Books
Historical Fiction: Bridging the Dream
Emily Barton, Brookland (Farrar, Straus and Giroux, 2006)

Watching traffic zoom through the massive, gate-like pillars of the Brooklyn Bridge, it’s hard to believe that for much of New York’s history, this simple, solid landmark was considered a pipe dream, an impossible feat of engineering. While early Dutch settlers talked about building a bridge to connect the cities of Brooklyn and New York, it wasn’t until 1869 that John Augustus Roebling put together a viable plan and managed to acquire adequate resources, and another fourteen years until the Brooklyn Bridge opened to traffic. Part of the challenge was that the bridge had to function without giant, river-clogging pillars. It also had to be high enough to obviate a drawbridge, which would slow traffic in the East River, one of the busiest and most turbulent commercial pathways of the time. A bridge of this scale presented prohibitive costs in money, supplies and human lives (Roebling would have a fatal accident at the site before construction even began). So for two centuries, ferries and barges would suffice, and the bridge would remain a pie-in-the-sky idea held by many, attempted by none.
In Brookland, Emily Barton shows us what it must have felt like to be one of those dreamers, standing on the bluffs of Brooklyn Heights and fantasizing about a better route to the expanding city across the river, one that wouldn’t be affected by weather or tides.

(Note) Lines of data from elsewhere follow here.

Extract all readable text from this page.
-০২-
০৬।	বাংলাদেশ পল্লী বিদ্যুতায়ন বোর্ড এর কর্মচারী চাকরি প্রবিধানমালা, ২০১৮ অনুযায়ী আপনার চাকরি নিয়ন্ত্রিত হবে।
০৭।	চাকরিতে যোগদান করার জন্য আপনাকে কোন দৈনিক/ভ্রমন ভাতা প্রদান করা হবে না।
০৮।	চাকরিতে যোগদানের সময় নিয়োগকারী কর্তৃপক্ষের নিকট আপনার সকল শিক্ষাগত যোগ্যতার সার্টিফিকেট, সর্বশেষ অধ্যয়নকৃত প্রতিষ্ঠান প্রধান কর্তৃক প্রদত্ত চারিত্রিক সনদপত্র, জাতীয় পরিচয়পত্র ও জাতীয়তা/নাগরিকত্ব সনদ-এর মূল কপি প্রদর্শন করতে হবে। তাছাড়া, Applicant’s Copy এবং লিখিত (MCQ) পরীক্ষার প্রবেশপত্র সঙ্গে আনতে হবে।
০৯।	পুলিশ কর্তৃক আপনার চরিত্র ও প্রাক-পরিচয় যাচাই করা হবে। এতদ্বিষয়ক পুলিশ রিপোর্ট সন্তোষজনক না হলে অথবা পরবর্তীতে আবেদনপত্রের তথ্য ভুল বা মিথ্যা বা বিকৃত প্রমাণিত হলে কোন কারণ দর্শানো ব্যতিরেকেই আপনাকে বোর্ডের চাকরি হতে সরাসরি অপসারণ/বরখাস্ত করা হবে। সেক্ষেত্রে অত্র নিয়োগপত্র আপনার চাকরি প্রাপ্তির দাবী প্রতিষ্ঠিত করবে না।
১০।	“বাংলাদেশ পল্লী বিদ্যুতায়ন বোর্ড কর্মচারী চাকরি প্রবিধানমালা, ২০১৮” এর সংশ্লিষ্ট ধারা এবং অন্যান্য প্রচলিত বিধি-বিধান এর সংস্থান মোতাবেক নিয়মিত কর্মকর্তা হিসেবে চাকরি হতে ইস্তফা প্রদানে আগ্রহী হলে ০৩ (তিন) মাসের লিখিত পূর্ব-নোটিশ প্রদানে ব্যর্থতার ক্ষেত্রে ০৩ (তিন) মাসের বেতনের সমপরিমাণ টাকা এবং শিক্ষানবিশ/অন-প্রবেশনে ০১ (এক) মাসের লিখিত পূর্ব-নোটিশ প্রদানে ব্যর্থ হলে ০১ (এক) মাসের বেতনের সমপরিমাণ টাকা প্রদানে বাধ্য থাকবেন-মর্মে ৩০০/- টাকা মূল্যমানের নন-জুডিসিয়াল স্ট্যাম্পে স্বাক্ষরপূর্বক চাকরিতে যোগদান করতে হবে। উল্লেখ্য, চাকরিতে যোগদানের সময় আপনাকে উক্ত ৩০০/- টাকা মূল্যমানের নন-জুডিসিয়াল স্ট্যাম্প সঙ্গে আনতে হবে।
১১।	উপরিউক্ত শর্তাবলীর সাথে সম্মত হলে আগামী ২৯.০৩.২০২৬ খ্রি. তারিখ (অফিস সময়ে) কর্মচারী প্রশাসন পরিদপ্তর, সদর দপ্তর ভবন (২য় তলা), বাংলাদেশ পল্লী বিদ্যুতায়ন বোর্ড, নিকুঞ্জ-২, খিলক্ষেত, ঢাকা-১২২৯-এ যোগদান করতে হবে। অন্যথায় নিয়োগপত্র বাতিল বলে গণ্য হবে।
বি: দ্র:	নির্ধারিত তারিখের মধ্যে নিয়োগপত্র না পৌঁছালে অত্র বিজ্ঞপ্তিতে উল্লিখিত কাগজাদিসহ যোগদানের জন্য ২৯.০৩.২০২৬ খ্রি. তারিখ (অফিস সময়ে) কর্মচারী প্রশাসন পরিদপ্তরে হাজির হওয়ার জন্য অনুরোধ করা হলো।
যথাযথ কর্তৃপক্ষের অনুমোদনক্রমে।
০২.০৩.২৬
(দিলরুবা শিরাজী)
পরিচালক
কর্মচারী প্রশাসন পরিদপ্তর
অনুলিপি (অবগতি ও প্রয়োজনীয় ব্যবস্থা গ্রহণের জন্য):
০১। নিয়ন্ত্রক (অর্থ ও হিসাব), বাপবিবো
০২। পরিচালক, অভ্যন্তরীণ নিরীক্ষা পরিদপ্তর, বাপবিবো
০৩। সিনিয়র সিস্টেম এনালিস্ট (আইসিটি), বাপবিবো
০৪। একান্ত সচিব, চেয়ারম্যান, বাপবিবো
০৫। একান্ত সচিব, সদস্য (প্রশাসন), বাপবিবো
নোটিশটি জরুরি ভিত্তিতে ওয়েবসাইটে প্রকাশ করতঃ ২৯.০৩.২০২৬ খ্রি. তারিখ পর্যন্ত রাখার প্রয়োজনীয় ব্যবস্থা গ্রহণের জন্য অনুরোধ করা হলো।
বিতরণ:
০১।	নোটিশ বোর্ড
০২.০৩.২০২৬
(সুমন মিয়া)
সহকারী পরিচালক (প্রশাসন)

In Barton’s re-imagining of the creation of the Brooklyn Bridge, an 18th-century woman named Prue Winship is determined to see a bridge in her lifetime. And although she has no experience in engineering, architecture or politics, Prue decides that she’s going to be the one to make the dream a reality.
Prue, the daughter of a successful gin-maker, isn’t your typical 18th century heroine: as heir to the distillery, she strides around Brooklyn in men’s britches, gaining the respect of the community and carrying on her father’s legacy. When she was six years old, she cursed the baby growing in her mother’s womb, and by a horrible coincidence, her sister was born mute. Tormented by this act, Prue devotes the years after her parents’ death to looking after her sister, and praying that Pearl never discovers her terrible sin.
In the same way that the lag time between the idea for the Brooklyn Bridge and its creation spans centuries, the build-up to the bridge in Brookland spans almost two hundred slow-moving pages. It isn’t until a third of the way into the book that 26-year-old Prue has a nightmare about Pearl that morphs into a vision of a bridge. Inspired, Prue begins drumming up support and raising money for her ostentatious plan. She will later write to her grown daughter that she’s doing it to honor her father, who had drowned in the East River, but it’s equally clear that Prue’s still trying to atone for Pearl’s disability.
In her well-received debut, The Testament of Yves Gundron, Barton wrote about a man in a distant country of the past whose invention of a horse harness unleashed irreversible changes on his family and his world. In Brookland, the bridge is more of a signpost than a turning point. Prue and her husband Ben are prepared to sacrifice everything for the sake of the bridge—they even mortgage Winship Daughters Gin. But Prue believes she’s already lost what she held most dear: her father, her first daughter (who was stillborn), and her guilt-free innocence. Ben, too, has given up his dream job as the county surveyor to manage the bridge’s construction. Unlike the harness, the bridge does not change Prue’s life forever, but it does mark the passage of the inevitable, and it becomes a powerfully sad symbol to Prue. She’s so dispirited about the folly of this project that she refuses to discuss the bridgeworks with her own daughter until she is a grown woman. This eventual disclosure provides structure for the book: the story of the bridge is told in a series of letters between Prue and her daughter.
Brookland will go over well with fans of historical fiction: Barton is a skillful storyteller with pitch-perfect tone, and the book is carefully researched and meticulously detailed—often too detailed, in fact. Long descriptions about the physical making of both the gin and the bridge drag down the story, and the tension between Prue and Pearl simmers for far too long. It’s an ambitious, sweeping book, and there are moments when we wonder if Barton has taken on too much. Thankfully, the payoff is grand: the Winship sisters’ relationship comes to an exciting boil, and while the failure of the bridge is hinted at early on, the manner in which it goes down is a scandalous surprise.
While we find ourselves rooting for Prue and her bridge, her failure doesn’t detract from the story. It adds extra poignancy to the tale. We already know the outcome of the story of the real Brooklyn Bridge. Barton has chosen to tell us about the flip side of that success.